Surprisingly, when presenting its bullish economic outlook for emerging markets, the IMF turns a blind eye to the fact that emerging markets have become extremely vulnerable to a sudden halt in capital flows due to their longstanding ultra-light US monetary policy. Indeed, the highly unorthodox policies of the Federal Reserve have encouraged emerging markets to borrow too much and allow their public finances to deteriorate significantly, forcing global investors to stretch for returns.

What’s even more surprising is that at a time when long-term US Treasury bond yields are rising as fast as they were during the 2013 Bernanke Taper Tantrum, the IMF is overconfident about the risk of the US economy overheating and renewed battle with US inflation .

It doesn’t matter that the United States is now implementing fiscal stimulus a staggering 13 percent of GDP in 2021, or the biggest peacetime peace incentive ever recorded, at a time when the US economy is already recovering rapidly A time when the demand for pent-up households in the economy is still enormous.
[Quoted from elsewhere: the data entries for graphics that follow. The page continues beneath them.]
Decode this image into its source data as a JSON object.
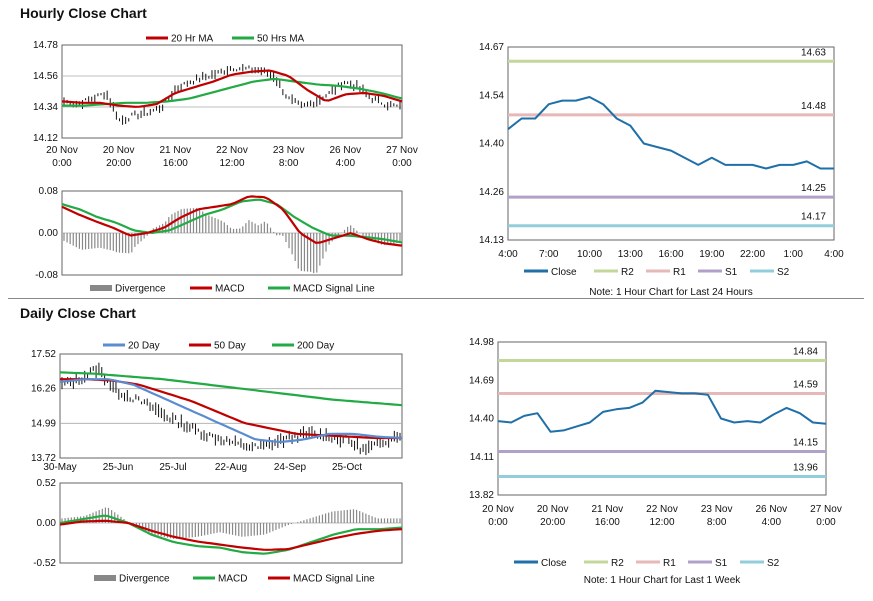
{
  "sections": {
    "hourly_title": "Hourly Close Chart",
    "daily_title": "Daily Close Chart"
  },
  "colors": {
    "price": "#111111",
    "ma_red": "#c00000",
    "ma_green": "#22aa44",
    "ma_blue": "#5b8bd0",
    "close_line": "#1f6fa8",
    "r2": "#c4d79b",
    "r1": "#e6b8b7",
    "s1": "#b1a0c7",
    "s2": "#92cddc",
    "divergence": "#888888"
  },
  "chart_data": [
    {
      "id": "hourly_price",
      "type": "line",
      "title": "",
      "legend": [
        "20 Hr MA",
        "50 Hrs MA"
      ],
      "ylim": [
        14.12,
        14.78
      ],
      "yticks": [
        "14.78",
        "14.56",
        "14.34",
        "14.12"
      ],
      "xticks": [
        [
          "20 Nov",
          "0:00"
        ],
        [
          "20 Nov",
          "20:00"
        ],
        [
          "21 Nov",
          "16:00"
        ],
        [
          "22 Nov",
          "12:00"
        ],
        [
          "23 Nov",
          "8:00"
        ],
        [
          "26 Nov",
          "4:00"
        ],
        [
          "27 Nov",
          "0:00"
        ]
      ],
      "price_anchors": [
        14.38,
        14.36,
        14.4,
        14.44,
        14.24,
        14.28,
        14.3,
        14.34,
        14.47,
        14.52,
        14.55,
        14.58,
        14.62,
        14.61,
        14.6,
        14.56,
        14.4,
        14.34,
        14.38,
        14.44,
        14.52,
        14.48,
        14.4,
        14.36,
        14.34
      ],
      "ma20_anchors": [
        14.38,
        14.37,
        14.37,
        14.35,
        14.34,
        14.36,
        14.44,
        14.48,
        14.52,
        14.57,
        14.59,
        14.6,
        14.56,
        14.46,
        14.38,
        14.43,
        14.44,
        14.42,
        14.38
      ],
      "ma50_anchors": [
        14.35,
        14.35,
        14.36,
        14.37,
        14.37,
        14.38,
        14.4,
        14.44,
        14.48,
        14.52,
        14.54,
        14.52,
        14.5,
        14.49,
        14.47,
        14.44,
        14.4
      ]
    },
    {
      "id": "hourly_macd",
      "type": "line",
      "legend": [
        "Divergence",
        "MACD",
        "MACD Signal Line"
      ],
      "ylim": [
        -0.08,
        0.08
      ],
      "yticks": [
        "0.08",
        "0.00",
        "-0.08"
      ],
      "macd_anchors": [
        0.05,
        0.035,
        0.022,
        0.01,
        -0.005,
        0.0,
        0.01,
        0.03,
        0.045,
        0.05,
        0.055,
        0.07,
        0.068,
        0.045,
        0.0,
        -0.02,
        -0.01,
        0.0,
        -0.012,
        -0.02,
        -0.024
      ],
      "signal_anchors": [
        0.055,
        0.045,
        0.03,
        0.02,
        0.005,
        0.0,
        0.005,
        0.02,
        0.035,
        0.045,
        0.06,
        0.064,
        0.055,
        0.03,
        0.01,
        -0.005,
        -0.005,
        -0.008,
        -0.012,
        -0.018
      ]
    },
    {
      "id": "hourly_intraday",
      "type": "line",
      "ylim": [
        14.13,
        14.67
      ],
      "yticks": [
        "14.67",
        "14.54",
        "14.40",
        "14.26",
        "14.13"
      ],
      "xticks": [
        "4:00",
        "7:00",
        "10:00",
        "13:00",
        "16:00",
        "19:00",
        "22:00",
        "1:00",
        "4:00"
      ],
      "close": [
        14.44,
        14.47,
        14.47,
        14.51,
        14.52,
        14.52,
        14.53,
        14.51,
        14.47,
        14.45,
        14.4,
        14.39,
        14.38,
        14.36,
        14.34,
        14.36,
        14.34,
        14.34,
        14.34,
        14.33,
        14.34,
        14.34,
        14.35,
        14.33,
        14.33
      ],
      "levels": [
        {
          "name": "R2",
          "value": 14.63,
          "label": "14.63"
        },
        {
          "name": "R1",
          "value": 14.48,
          "label": "14.48"
        },
        {
          "name": "S1",
          "value": 14.25,
          "label": "14.25"
        },
        {
          "name": "S2",
          "value": 14.17,
          "label": "14.17"
        }
      ],
      "legend": [
        "Close",
        "R2",
        "R1",
        "S1",
        "S2"
      ],
      "note": "Note: 1 Hour Chart for Last 24 Hours"
    },
    {
      "id": "daily_price",
      "type": "line",
      "legend": [
        "20 Day",
        "50 Day",
        "200 Day"
      ],
      "ylim": [
        13.72,
        17.52
      ],
      "yticks": [
        "17.52",
        "16.26",
        "14.99",
        "13.72"
      ],
      "xticks": [
        "30-May",
        "25-Jun",
        "25-Jul",
        "22-Aug",
        "24-Sep",
        "25-Oct"
      ],
      "price_anchors": [
        16.4,
        16.6,
        17.0,
        16.2,
        15.9,
        15.6,
        15.2,
        14.9,
        14.6,
        14.4,
        14.2,
        14.1,
        14.3,
        14.5,
        14.6,
        14.5,
        14.4,
        14.0,
        14.3,
        14.6
      ],
      "ma20_anchors": [
        16.5,
        16.6,
        16.6,
        16.4,
        16.0,
        15.6,
        15.2,
        14.8,
        14.4,
        14.3,
        14.4,
        14.6,
        14.6,
        14.5,
        14.45
      ],
      "ma50_anchors": [
        16.6,
        16.6,
        16.55,
        16.4,
        16.1,
        15.8,
        15.4,
        15.0,
        14.8,
        14.6,
        14.55,
        14.5,
        14.45,
        14.45
      ],
      "ma200_anchors": [
        16.85,
        16.8,
        16.7,
        16.6,
        16.45,
        16.3,
        16.15,
        16.0,
        15.85,
        15.75,
        15.65
      ]
    },
    {
      "id": "daily_macd",
      "type": "line",
      "legend": [
        "Divergence",
        "MACD",
        "MACD Signal Line"
      ],
      "ylim": [
        -0.52,
        0.52
      ],
      "yticks": [
        "0.52",
        "0.00",
        "-0.52"
      ],
      "macd_anchors": [
        0.0,
        0.05,
        0.1,
        0.0,
        -0.15,
        -0.25,
        -0.3,
        -0.32,
        -0.38,
        -0.4,
        -0.35,
        -0.25,
        -0.15,
        -0.08,
        -0.08,
        -0.06
      ],
      "signal_anchors": [
        -0.02,
        0.02,
        0.03,
        0.0,
        -0.1,
        -0.18,
        -0.24,
        -0.28,
        -0.32,
        -0.35,
        -0.34,
        -0.27,
        -0.2,
        -0.14,
        -0.1,
        -0.08
      ]
    },
    {
      "id": "daily_weekly",
      "type": "line",
      "ylim": [
        13.82,
        14.98
      ],
      "yticks": [
        "14.98",
        "14.69",
        "14.40",
        "14.11",
        "13.82"
      ],
      "xticks": [
        [
          "20 Nov",
          "0:00"
        ],
        [
          "20 Nov",
          "20:00"
        ],
        [
          "21 Nov",
          "16:00"
        ],
        [
          "22 Nov",
          "12:00"
        ],
        [
          "23 Nov",
          "8:00"
        ],
        [
          "26 Nov",
          "4:00"
        ],
        [
          "27 Nov",
          "0:00"
        ]
      ],
      "close": [
        14.38,
        14.37,
        14.42,
        14.44,
        14.3,
        14.31,
        14.34,
        14.37,
        14.45,
        14.47,
        14.48,
        14.52,
        14.61,
        14.6,
        14.59,
        14.59,
        14.58,
        14.4,
        14.37,
        14.38,
        14.37,
        14.43,
        14.48,
        14.44,
        14.37,
        14.36
      ],
      "levels": [
        {
          "name": "R2",
          "value": 14.84,
          "label": "14.84"
        },
        {
          "name": "R1",
          "value": 14.59,
          "label": "14.59"
        },
        {
          "name": "S1",
          "value": 14.15,
          "label": "14.15"
        },
        {
          "name": "S2",
          "value": 13.96,
          "label": "13.96"
        }
      ],
      "legend": [
        "Close",
        "R2",
        "R1",
        "S1",
        "S2"
      ],
      "note": "Note: 1 Hour Chart for Last 1 Week"
    }
  ]
}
Nor does it matter that the bond market vigilantes have been woken up by a Federal Reserve that appears to have utterly denied the heightened risks of overheating the US economy and higher inflation.

Another hike in US interest rates, which resulted in capital outflows from emerging markets and higher borrowing costs for emerging markets, would come at a particularly inopportune time for major emerging markets such as Brazil, South Africa and Turkey. Not only are these countries still badly hit by the coronavirus pandemic and deep economic recessions. They are also facing serious political instability, which reduces the likelihood that they will soon address their public finance weaknesses.

All of this must raise a fundamental question. If previous Asian and Latin American currency and debt crises rocked global financial markets, then why won’t a deeper emerging market debt crisis sparked today by higher US interest rates do at least something as significant? After all, the emerging countries now make up around half of the global economy and have never been so heavily indebted and economically in difficulty as they are today.

Asking this question might have enabled the IMF to come up with a more realistic world economic outlook that it has now presented. It could also have helped lay the foundations for international cooperation to deal with the next debt crisis in the emerging economies.

Desmond Lachman is a Resident Fellow at the American Enterprise Institute. Previously, he was Associate Director, Policy Development and Review, International Monetary Fund and Chief Emerging Market Strategist at Salomon Smith Barney.